Furthermore, the pars plana was shown to decrease gradually in thickness from the active phase to 1 month after steroid treatment and then further in the remission phase; differences between succeeding periods were statistically significant. To evaluate the presence or absence of remaining changes in the ciliary body in the follow up period objectively, we obtained the regression line of the pars plana thickness in the 14 eyes of the present seven patients and calculated the predicted remission phase value for each eye. Since variation in the 95% confidence interval was too broad, probably due to the small number of patients, we compared the actual thickness at 1 month after steroid treatment and the predicted remission phase value. In all 10 eyes, the actual thickness measured was greater at 1 month after steroid treatment than the predicted remission phase thickness. Thus, predicting the thickness at the pars plana portion is helpful for estimating remaining inflammatory changes in the ciliary body, and further studies are needed to clarify whether this measure can be an indicator for determining when and how to taper the steroid. The regression line and predictive values obtained in this study were not of certain reliability for the following reasons. The first is the wide 95% confidence interval we discussed above. Secondly, the pars plana thickness may vary greatly in the acute phase, depending on the severity of the inflammation, and the time to remission could vary on a case by case basis. Thirdly, since indocyanine green angiography showed choroidal abnormalities even when disease activity appeared ameliorated via ophthalmoscopy and fluorescein angiography studies,20 the ciliary body might be thickened even in the remission phase. Thus, further studies involving a greater number of patients and comparisons between pars plana thickness in the remission phase and that of normal subjects are needed to improve the accuracy of predictive values obtained by regression analysis.

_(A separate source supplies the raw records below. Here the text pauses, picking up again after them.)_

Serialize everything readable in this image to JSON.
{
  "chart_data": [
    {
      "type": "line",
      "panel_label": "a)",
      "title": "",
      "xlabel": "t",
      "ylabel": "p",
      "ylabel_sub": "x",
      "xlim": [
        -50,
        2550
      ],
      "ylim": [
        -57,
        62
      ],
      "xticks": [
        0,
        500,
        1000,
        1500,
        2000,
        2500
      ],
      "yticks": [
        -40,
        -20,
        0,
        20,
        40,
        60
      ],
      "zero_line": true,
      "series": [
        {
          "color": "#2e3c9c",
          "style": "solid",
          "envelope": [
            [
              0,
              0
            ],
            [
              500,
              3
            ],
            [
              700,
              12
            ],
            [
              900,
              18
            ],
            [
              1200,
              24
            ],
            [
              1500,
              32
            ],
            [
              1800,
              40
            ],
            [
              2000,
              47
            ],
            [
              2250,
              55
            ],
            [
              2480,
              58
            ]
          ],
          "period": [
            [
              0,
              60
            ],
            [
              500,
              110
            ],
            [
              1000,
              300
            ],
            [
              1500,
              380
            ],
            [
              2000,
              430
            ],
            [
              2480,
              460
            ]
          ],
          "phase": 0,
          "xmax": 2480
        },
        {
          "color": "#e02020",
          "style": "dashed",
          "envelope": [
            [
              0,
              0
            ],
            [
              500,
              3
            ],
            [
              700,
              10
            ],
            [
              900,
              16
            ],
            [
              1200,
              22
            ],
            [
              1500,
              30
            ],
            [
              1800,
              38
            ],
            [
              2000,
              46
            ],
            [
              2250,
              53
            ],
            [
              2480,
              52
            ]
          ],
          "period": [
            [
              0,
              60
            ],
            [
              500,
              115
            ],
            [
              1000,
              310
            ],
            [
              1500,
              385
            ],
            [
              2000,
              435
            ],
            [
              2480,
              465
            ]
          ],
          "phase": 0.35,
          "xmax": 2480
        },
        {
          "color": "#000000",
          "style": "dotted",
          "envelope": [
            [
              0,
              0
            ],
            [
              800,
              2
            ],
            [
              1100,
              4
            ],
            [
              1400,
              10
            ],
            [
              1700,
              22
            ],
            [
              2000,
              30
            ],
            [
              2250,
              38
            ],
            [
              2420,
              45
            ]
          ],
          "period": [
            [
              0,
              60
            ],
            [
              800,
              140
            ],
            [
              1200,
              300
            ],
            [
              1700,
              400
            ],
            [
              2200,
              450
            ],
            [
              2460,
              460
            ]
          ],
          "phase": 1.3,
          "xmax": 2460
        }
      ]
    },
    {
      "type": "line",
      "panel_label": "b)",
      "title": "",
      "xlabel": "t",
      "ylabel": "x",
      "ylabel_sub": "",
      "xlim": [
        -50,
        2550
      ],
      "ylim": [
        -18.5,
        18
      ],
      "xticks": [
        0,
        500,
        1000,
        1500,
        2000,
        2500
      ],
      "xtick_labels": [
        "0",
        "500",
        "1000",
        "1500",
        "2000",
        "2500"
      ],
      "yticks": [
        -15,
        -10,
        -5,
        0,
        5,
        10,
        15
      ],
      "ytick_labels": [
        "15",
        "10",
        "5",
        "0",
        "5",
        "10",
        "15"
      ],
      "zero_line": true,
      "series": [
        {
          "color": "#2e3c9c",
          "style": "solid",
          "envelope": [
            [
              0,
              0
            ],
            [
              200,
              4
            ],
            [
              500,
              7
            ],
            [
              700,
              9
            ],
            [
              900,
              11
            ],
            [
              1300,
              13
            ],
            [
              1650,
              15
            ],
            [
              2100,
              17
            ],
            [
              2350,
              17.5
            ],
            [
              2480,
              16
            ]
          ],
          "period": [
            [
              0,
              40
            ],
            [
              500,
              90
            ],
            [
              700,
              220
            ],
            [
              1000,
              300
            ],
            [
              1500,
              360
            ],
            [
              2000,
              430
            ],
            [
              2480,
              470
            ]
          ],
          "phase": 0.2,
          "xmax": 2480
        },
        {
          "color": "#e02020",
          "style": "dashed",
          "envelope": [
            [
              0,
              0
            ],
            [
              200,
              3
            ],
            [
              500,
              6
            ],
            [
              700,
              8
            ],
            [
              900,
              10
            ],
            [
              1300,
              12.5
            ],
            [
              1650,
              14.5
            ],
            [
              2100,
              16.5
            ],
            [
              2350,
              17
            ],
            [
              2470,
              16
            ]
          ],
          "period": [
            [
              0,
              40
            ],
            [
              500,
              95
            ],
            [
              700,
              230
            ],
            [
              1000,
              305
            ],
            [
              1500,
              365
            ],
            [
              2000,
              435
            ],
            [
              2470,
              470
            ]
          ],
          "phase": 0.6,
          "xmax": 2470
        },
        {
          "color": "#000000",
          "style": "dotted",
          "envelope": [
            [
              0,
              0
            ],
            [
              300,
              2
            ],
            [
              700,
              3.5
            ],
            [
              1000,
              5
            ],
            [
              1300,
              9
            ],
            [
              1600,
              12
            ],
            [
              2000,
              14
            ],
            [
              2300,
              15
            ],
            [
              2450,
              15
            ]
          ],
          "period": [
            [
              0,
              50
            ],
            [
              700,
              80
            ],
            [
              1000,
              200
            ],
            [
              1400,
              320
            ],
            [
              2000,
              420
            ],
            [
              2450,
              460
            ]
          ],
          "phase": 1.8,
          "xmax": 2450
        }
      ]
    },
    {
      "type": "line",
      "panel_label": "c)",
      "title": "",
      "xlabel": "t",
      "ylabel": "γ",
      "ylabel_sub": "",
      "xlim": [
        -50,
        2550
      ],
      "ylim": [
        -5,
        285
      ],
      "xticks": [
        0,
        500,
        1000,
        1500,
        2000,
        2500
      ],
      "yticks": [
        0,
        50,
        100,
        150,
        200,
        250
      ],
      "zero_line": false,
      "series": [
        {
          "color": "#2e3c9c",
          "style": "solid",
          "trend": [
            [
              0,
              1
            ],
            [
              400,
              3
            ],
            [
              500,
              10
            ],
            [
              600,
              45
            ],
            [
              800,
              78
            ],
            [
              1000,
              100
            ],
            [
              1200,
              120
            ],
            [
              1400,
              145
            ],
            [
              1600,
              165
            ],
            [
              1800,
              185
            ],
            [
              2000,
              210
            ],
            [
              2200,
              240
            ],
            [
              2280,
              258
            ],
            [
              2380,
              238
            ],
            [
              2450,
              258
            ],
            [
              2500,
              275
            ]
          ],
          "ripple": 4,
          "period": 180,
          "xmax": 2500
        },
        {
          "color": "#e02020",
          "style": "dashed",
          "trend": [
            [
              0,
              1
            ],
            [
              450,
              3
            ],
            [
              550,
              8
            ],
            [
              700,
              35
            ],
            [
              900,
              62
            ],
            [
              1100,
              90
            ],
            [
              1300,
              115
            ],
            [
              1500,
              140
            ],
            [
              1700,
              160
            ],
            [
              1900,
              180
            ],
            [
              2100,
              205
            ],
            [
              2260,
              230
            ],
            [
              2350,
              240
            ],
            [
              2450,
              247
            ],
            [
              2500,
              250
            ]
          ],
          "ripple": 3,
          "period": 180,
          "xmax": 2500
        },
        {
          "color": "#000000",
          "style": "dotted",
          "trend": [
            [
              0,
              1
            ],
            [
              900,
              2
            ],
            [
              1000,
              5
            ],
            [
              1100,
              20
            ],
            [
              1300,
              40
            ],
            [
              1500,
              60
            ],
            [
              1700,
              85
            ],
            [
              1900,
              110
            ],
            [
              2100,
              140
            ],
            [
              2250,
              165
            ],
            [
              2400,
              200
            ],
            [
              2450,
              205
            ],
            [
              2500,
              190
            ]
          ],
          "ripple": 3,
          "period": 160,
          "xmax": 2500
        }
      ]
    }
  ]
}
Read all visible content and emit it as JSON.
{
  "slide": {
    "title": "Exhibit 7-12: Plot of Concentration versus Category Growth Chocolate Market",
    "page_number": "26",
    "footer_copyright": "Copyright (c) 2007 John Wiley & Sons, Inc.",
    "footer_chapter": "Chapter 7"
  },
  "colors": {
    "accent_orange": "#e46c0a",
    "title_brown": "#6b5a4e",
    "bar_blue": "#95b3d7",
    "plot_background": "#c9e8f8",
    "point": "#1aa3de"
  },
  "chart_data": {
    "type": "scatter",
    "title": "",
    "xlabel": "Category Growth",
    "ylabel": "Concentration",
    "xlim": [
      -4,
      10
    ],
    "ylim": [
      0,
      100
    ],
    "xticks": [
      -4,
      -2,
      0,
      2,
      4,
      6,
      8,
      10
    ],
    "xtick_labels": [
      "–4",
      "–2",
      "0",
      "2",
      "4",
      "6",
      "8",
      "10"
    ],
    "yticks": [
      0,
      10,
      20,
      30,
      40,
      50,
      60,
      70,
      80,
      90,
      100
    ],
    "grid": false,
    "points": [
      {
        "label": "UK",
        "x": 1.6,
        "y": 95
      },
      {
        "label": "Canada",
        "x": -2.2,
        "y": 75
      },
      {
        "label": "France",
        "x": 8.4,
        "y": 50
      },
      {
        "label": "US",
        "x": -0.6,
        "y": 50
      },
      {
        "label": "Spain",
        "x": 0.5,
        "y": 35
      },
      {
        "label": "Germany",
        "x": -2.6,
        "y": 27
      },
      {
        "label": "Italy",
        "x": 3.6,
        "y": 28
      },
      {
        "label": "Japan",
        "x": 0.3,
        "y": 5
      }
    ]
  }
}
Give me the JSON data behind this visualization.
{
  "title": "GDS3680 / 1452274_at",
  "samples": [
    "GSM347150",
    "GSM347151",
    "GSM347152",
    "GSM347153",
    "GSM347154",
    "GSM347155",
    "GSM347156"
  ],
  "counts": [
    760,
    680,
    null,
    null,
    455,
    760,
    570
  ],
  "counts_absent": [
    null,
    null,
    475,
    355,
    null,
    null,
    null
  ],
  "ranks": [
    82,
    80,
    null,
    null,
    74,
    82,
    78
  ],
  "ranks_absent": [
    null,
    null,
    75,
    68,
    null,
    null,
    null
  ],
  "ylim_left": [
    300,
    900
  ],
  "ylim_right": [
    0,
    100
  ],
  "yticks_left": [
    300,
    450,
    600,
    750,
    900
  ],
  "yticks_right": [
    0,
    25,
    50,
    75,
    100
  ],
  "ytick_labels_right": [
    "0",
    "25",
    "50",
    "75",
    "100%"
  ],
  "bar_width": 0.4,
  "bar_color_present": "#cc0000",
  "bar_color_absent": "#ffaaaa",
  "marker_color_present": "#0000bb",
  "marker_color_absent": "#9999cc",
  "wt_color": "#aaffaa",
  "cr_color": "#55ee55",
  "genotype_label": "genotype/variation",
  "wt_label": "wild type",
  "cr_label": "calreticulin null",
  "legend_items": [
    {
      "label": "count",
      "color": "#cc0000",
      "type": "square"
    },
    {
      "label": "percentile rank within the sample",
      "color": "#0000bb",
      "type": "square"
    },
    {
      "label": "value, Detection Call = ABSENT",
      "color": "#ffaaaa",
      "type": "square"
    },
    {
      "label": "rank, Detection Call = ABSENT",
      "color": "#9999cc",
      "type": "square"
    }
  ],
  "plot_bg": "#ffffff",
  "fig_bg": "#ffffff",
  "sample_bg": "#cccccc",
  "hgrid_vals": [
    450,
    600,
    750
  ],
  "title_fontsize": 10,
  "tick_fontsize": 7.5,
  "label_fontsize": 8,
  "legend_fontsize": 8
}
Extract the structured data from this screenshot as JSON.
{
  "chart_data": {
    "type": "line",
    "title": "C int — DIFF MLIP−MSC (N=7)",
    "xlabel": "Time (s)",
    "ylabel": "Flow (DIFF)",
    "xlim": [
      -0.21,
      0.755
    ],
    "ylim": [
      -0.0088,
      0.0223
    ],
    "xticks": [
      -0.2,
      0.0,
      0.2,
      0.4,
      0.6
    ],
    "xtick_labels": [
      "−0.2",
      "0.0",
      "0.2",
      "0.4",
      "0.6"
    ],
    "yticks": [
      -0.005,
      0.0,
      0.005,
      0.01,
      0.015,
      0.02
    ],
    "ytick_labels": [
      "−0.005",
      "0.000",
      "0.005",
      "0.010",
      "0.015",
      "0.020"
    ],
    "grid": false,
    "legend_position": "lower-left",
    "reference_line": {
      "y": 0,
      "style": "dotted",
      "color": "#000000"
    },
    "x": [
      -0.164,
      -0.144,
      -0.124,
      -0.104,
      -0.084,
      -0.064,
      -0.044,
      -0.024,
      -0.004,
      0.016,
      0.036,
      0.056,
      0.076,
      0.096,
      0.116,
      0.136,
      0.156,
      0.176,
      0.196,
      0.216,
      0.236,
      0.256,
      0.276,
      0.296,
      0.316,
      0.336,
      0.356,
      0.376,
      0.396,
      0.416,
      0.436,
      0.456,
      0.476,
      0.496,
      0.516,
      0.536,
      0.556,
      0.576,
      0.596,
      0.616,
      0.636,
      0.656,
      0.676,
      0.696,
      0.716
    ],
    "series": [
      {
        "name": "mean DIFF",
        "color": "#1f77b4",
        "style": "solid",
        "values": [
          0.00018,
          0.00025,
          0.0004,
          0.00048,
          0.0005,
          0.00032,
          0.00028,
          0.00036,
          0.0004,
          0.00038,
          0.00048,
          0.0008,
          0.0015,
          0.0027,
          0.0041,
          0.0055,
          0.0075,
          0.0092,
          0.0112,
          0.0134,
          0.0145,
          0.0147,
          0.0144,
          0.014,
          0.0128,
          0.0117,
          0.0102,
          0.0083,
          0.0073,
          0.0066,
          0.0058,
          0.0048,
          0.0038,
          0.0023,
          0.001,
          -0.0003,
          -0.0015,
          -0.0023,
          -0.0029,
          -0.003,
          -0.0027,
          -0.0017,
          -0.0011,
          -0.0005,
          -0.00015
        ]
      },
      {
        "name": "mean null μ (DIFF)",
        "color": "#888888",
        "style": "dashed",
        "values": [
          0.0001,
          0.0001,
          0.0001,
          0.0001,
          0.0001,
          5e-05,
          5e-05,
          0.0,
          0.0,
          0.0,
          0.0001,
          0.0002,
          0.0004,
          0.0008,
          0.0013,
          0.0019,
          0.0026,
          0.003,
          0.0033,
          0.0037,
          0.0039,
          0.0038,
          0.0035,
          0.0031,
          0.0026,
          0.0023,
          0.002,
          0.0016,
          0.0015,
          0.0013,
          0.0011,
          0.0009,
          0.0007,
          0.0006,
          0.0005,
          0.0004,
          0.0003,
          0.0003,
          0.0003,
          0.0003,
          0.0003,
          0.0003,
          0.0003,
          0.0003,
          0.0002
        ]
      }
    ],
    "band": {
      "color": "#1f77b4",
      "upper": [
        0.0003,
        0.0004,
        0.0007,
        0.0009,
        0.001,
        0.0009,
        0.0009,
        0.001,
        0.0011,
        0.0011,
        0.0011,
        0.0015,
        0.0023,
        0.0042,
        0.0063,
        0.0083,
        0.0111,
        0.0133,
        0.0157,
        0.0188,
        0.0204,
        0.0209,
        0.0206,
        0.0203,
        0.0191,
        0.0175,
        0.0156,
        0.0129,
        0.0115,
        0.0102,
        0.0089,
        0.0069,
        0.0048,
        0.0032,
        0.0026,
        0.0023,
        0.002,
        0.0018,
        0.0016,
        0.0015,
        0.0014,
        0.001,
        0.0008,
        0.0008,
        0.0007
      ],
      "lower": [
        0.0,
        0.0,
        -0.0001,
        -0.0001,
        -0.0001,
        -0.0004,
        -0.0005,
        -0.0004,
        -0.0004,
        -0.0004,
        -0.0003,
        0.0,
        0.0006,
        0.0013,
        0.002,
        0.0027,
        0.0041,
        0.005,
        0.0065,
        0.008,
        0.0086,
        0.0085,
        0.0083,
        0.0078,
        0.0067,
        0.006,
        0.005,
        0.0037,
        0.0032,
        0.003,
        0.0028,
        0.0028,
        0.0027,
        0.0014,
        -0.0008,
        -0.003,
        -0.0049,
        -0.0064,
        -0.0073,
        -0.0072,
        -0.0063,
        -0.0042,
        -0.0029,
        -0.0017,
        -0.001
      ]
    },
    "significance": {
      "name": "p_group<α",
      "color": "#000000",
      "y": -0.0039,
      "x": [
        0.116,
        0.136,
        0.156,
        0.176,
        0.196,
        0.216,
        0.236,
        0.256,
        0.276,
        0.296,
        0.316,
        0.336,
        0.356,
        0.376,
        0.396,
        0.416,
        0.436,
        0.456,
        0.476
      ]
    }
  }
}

In summary, we showed changes in the ciliary body itself manifested by thickening of the pars plicata and pars plana, low echo lesions in the ciliary stroma, vague images of the ciliary processes, and quantitatively increased thickness of the pars plana using ultrasound biomicroscopy. These changes were alleviated as disease activity decreased but continued in varying degrees after 1 month, even when slit lamp microscopic examination indicated resolution of the disease. Because recurrence of iridocyclitis during the course of the disease can bring about complications such as secondary glaucoma, cataract, and fundus diseases such as choroidal neovascularisation and chorioretinal atrophy,1–3,21 objective evaluation of disease activity in the anterior segment of the eye in cases of Vogt-Koyanagi-Harada disease is important, as is that in the posterior portion via fluorescein and indocyanine green angiography. We conclude that ultrasound biomicroscopy is useful for determining disease activity and for monitoring the clinical course of Vogt-Koyanagi-Harada disease, and we hope that ultrasound biomicroscopy may play a part in improvement of evaluation of the efficacy of treatment.
This study was supported in part by the Fund for Medical Research from Osaka City University Medical Research Foundation, Osaka, Japan.